5.4 Linearized MIQP → MILP

To make the MIQP practical for large networks, the implementation uses a linearized MILP solved by HiGHS.

Decision Variables (MILP)

  • Synthetic line capacity: $C_l^{eq} \ge 0$
  • Equivalent TTC: $TTC_t^{eq} \ge 0$
  • Binding selection: $b_{t,l}\in\{0,1\}$
  • Allocated capacity for transaction $t$ on line $l$: $Z_{t,l}\ge 0$
  • absolute TTC error (L1 linearization): $V_t^{abs}\ge 0$

Objective (L1 TTC matching)

\[\min \sum_{t\in\mathcal{T}} V_t^{abs}\]

Linearization of absolute value: $V_t^{abs} \ge TTC_t^{eq}-TTC_t^{orig}, \qquad \forall t$ $V_t^{abs} \ge TTC_t^{orig}-TTC_t^{eq}, \qquad \forall t$

MILP Constraints

A) TTC definition using allocated capacity $Z$

\[TTC_t^{eq} = \sum_{l\in\mathcal{L}_t} \frac{Z_{t,l}}{|PTDF_{t,l}|} \qquad \forall t\]
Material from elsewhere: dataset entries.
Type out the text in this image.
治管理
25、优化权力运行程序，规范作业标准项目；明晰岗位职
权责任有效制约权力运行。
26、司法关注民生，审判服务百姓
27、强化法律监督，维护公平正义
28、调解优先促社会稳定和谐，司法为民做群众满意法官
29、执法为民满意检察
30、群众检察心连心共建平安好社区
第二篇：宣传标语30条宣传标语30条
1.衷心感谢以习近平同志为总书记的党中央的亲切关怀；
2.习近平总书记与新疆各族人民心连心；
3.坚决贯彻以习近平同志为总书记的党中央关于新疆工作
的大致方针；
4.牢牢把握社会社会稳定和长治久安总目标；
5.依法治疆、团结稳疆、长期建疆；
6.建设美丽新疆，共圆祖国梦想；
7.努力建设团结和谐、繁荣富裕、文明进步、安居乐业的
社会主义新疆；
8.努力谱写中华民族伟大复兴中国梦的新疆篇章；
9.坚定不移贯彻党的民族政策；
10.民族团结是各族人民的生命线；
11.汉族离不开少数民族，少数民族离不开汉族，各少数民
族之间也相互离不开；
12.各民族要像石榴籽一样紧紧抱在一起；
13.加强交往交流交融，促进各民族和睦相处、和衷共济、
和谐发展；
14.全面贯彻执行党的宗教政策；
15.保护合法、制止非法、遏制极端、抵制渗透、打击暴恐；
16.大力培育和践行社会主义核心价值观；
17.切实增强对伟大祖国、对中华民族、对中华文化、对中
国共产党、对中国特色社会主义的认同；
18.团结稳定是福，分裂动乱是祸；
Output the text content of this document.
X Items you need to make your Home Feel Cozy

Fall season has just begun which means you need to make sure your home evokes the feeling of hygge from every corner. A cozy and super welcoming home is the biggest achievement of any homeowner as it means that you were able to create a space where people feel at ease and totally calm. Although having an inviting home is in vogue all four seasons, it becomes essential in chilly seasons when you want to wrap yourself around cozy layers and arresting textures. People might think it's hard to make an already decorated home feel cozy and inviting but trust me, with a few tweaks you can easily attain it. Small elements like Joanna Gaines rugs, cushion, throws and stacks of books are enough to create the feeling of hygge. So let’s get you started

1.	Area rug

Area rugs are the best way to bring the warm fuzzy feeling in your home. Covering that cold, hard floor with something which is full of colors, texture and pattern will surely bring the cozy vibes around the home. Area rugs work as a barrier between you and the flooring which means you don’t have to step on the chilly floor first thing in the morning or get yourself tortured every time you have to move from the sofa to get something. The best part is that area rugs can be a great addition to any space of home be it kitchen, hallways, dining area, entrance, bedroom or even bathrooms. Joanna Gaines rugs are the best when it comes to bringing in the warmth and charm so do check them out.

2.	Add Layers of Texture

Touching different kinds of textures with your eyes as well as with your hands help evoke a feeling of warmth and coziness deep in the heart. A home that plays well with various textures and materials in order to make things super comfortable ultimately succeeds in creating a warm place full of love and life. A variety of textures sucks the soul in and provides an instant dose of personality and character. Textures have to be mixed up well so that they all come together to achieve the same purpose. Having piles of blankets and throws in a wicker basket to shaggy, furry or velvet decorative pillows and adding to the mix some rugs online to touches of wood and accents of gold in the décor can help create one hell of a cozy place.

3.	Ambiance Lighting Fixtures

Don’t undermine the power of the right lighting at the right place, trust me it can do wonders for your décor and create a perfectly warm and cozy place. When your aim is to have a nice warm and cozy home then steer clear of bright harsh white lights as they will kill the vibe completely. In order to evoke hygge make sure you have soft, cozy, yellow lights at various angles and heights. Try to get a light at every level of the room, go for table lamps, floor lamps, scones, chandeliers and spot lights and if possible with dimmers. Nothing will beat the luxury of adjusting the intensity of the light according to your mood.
B) Capacity allocation limits

\[Z_{t,l} \le C_l^{eq}\qquad \forall t,l\]

C) Exactly one binding line per transaction

\[\sum_{l\in\mathcal{L}_t} b_{t,l} = 1\qquad \forall t\]

D) Big-M logic

  • if $b_{t,l}=1$, then $Z_{t,l}=C_l^{eq}$
  • if $b_{t,l}=0$, then $Z_{t,l}=0$

\[Z_{t,l} \le M_Z\, b_{t,l}\qquad \forall t,l\]

\[Z_{t,l} \ge C_l^{eq} - M_Z(1-b_{t,l})\qquad \forall t,l\]

E) Numerical stability bounds

\[TTC_t^{eq} \le M_{TTC}\qquad \forall t\]

Important Implementation Notes

  1. PTDF Epsilon: The optimization ignores lines where $|PTDF| < \epsilon$ (defined in config.jl) to avoid numerical instability (division by zero).
  2. MW Conversion: While the optimization typically occurs in per-unit (p.u.), the main-analysis.jl script converts final $C_l^{eq}$ results to MW using the Sbase defined in CONFIG.
  3. Regularization ($\lambda$): The $\lambda$ parameter is crucial. Without it, the solver may assign infinitely high capacities to lines that don't participate in any binding constraints. A small $\lambda$ (e.g., $10^{-6}$) ensures the smallest sufficient capacity is chosen.